With caution. Arterial hypertension; cardiovascular diseases (including chronic heart failure NYHA functional class I-II), concomitant administration of cardiac glycosides, concomitant administration with blood products due to risk of coagulation; hepatic insufficiency; pre-eclampsia; peripheral edema of various genesis; Hyperaldosteronism and other pathologies associated with hypernatriemia or hyperkalemia (mild to moderate renal failure, adrenal insufficiency, acute dehydration, extensive tissue decay); diseases and conditions predisposing to increased vitamin D concentration (including sarcoidosis). Use in pregnancy and during breast-feeding. Research of possibility of using Ringer’s solution during pregnancy and breast-feeding has not been carried out. In this regard, the drug should be used in pregnant women only after the assessment of the benefit/risk ratio and during the use in breast feeding women it is necessary to refrain from breast feeding.
Dosage and administration method
- Intravenously (IV) in a drop-flow at a rate of 60 to 80 drops/min, in patients with severe state – 70-90 drops/min or by jetting. The volume of fluid administered depends on the type of dehydration, the degree of dehydration and body weight of the patient, the cause of shock.
- The daily dose for adults is 5-20 ml/kg; if necessary, it can be increased to 30-50 ml/kg.
- The daily dose for children is 5 to 10 ml/kg and the infusion rate is from 30 to 60 drops/min; in case of shock dehydration, 20 to 30 ml/kg is injected first. The course of treatment is 3-5 days.

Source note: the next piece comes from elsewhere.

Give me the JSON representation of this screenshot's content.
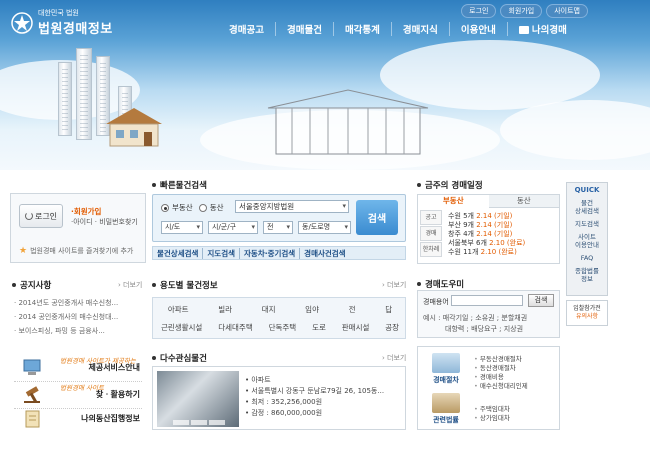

- With therapeutic plasmapheresis is administered in a volume two times the volume of plasma removed (1.2-2.4 liters), in case of severe hypovolemia – in combination with colloidal solutions.
- In mild and moderate degrees of severity of acute intestinal infections the drug can be used only when oral rehydration is impossible. During prolonged administration of large doses of the drug it is necessary to monitor the electrolyte composition of blood plasma and urine.
- The maximum volume of administered solution is 3 l/day.